BACKGROUND: In microbiological diagnosis of periprosthetic joint infection (PJI) there is much controversial discussion about culture media and incubation time, especially if anaerobic bacteria are the causative agents. This retrospective analysis was conducted to compare the results obtained by inoculation of sonicate fluid from prosthetic components into BD Bactec blood culture bottles with those obtained by our culture method using sensitive supplemented growth media.

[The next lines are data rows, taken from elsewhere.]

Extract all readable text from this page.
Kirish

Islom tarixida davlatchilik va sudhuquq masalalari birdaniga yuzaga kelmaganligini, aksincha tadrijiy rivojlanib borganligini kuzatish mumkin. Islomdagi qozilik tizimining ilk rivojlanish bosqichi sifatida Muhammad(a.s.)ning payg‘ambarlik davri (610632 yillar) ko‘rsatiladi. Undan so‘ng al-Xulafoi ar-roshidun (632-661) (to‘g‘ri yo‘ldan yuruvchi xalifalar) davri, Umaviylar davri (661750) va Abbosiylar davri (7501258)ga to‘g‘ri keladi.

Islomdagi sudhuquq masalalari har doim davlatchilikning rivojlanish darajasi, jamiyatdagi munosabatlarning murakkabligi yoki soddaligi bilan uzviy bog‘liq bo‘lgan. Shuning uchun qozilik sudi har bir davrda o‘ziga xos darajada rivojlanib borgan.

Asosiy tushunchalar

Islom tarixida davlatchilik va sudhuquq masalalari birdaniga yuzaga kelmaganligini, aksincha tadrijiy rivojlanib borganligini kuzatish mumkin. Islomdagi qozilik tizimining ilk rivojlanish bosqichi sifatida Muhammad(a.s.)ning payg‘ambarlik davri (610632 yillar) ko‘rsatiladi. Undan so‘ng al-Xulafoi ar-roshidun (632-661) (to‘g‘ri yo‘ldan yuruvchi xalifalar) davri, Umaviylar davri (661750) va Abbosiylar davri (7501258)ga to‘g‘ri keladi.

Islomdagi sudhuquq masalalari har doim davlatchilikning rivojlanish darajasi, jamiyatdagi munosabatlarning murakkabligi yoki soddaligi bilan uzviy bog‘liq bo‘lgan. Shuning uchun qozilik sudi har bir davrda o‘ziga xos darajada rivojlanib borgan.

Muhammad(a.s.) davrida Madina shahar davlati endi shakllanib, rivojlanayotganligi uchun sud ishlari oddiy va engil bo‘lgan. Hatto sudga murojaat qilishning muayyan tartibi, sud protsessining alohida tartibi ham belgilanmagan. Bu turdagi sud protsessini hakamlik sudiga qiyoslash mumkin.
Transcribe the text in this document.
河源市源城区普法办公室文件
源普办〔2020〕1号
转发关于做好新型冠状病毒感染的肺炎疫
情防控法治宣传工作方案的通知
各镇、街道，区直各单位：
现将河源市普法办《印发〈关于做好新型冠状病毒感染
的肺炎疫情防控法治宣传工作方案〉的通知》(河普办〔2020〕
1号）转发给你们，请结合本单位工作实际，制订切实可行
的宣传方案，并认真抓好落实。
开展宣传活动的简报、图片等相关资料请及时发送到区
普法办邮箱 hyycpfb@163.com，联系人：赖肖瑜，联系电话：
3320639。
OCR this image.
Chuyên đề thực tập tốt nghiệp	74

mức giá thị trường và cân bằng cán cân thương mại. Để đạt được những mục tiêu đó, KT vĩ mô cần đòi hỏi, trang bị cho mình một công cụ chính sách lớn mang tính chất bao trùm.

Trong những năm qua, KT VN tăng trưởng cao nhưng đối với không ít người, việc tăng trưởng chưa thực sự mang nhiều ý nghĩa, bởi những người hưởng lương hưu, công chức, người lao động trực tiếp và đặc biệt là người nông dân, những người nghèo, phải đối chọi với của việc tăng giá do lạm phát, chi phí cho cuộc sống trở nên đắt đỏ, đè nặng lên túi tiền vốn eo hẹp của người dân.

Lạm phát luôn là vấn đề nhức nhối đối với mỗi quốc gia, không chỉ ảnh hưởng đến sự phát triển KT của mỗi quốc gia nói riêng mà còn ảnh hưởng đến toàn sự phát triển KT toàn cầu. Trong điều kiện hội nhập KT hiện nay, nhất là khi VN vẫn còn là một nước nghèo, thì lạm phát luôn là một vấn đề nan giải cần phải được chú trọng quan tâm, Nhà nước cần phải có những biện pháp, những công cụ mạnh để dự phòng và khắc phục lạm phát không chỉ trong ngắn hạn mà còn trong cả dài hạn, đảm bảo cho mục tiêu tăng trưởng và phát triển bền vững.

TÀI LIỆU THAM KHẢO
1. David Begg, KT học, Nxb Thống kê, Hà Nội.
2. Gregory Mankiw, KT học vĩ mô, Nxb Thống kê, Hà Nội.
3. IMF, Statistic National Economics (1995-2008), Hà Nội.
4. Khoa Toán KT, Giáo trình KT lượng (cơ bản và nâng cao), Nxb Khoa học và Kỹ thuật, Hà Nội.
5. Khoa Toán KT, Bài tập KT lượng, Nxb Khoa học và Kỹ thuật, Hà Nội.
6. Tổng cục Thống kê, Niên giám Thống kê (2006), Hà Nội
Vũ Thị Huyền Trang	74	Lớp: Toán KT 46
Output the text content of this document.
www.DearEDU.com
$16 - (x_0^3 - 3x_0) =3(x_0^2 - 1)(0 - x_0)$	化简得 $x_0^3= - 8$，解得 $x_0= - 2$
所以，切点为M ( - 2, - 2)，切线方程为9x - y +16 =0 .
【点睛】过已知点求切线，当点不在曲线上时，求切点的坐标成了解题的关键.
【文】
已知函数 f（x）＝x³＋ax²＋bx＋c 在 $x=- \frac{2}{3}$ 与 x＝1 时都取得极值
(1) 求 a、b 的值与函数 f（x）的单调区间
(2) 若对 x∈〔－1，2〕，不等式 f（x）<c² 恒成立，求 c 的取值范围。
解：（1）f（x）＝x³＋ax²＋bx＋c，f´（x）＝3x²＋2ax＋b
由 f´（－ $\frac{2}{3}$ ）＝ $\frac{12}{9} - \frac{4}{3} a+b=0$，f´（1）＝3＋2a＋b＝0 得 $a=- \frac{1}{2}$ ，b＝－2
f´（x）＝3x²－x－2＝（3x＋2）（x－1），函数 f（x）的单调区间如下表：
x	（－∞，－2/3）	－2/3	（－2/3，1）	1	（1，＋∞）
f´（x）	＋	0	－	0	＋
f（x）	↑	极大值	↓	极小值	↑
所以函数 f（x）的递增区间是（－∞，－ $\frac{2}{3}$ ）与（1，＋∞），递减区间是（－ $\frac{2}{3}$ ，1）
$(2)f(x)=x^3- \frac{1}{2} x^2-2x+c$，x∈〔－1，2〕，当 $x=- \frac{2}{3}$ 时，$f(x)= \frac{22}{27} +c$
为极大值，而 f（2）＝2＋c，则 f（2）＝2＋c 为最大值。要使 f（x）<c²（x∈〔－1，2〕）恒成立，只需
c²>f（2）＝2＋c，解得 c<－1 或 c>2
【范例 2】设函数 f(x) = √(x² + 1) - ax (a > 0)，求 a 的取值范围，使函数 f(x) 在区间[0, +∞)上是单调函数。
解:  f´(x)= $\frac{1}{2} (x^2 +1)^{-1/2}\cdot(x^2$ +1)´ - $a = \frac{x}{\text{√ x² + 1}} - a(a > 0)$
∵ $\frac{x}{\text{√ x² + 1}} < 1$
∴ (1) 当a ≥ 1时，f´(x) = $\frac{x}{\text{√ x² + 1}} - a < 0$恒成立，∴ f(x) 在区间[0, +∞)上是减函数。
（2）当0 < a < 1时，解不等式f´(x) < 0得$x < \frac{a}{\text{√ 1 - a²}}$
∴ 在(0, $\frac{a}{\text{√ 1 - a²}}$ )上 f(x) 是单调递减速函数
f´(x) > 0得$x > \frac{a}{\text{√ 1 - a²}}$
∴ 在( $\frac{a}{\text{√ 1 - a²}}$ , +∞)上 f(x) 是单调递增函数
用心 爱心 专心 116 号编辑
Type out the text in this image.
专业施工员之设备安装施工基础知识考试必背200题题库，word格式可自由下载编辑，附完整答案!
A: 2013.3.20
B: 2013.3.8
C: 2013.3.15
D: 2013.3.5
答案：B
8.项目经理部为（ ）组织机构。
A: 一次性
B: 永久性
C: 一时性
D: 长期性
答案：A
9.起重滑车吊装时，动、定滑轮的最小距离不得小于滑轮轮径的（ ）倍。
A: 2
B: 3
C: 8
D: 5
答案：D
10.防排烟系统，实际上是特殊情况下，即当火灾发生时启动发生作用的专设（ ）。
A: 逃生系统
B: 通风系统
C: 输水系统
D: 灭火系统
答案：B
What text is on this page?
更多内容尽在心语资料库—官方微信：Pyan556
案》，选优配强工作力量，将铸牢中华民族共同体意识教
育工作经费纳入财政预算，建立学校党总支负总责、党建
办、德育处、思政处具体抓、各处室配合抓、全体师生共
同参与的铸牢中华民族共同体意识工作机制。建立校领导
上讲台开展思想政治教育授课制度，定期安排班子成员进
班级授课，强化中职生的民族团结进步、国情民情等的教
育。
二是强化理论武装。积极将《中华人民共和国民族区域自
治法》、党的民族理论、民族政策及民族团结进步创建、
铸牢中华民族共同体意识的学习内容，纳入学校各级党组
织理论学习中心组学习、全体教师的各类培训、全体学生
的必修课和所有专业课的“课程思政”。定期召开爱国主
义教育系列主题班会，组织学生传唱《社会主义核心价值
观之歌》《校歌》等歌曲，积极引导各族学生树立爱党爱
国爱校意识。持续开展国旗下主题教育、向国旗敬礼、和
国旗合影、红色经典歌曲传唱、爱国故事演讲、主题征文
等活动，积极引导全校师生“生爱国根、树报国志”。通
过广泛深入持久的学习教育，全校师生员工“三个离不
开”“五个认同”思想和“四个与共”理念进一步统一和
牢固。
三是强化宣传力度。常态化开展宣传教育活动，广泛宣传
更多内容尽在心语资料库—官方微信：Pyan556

METHODS: Twenty-eight cases were included in this study. For definition of PJI, the criteria of the Musculoskeletal Infection Society (MSIS) were considered. The quantity and time to positivity of anaerobes detected in sonicate fluid were monitored both from inoculated supplemented liver thioglycollate broth and anaerobic blood culture bottles. Furthermore, phenotypic testing was performed on the antimicrobial activity within the sonicate fluid. RESULTS: The most frequently isolated microbes were Cutibacterium species, followed by Finegoldia magna, Parvimonas micra, Robinsoniella peoriensis, Clostridium species, Peptoniphilus harei and Slackia exigua. In 24 cases, the microorganisms became detectable within five days (median time 3.2 days) when sonicate fluid was incubated in supplemented liver thioglycollate broth, regardless of whether the patients had taken antimicrobial agents prior to surgery. However, when sonicate fluid was inoculated into anaerobic Bactec bottles, the median time to positivity was 7.4 days and only 12 cases (43%) were correctly identified. Sixteen cases remained negative after 14 days of incubation. CONCLUSION: Depending on the pathogen, incubation of sonicate fluid using blood culture bottles can support diagnosis of PJI but compared with our culture medium it is less efficient if anaerobes are the suspected cause of infection. Microbiological expertise is therefore indispensable to ensure reliable detection of these microorganisms in PJI until a gold standard for laboratory handling of anaerobes has been established.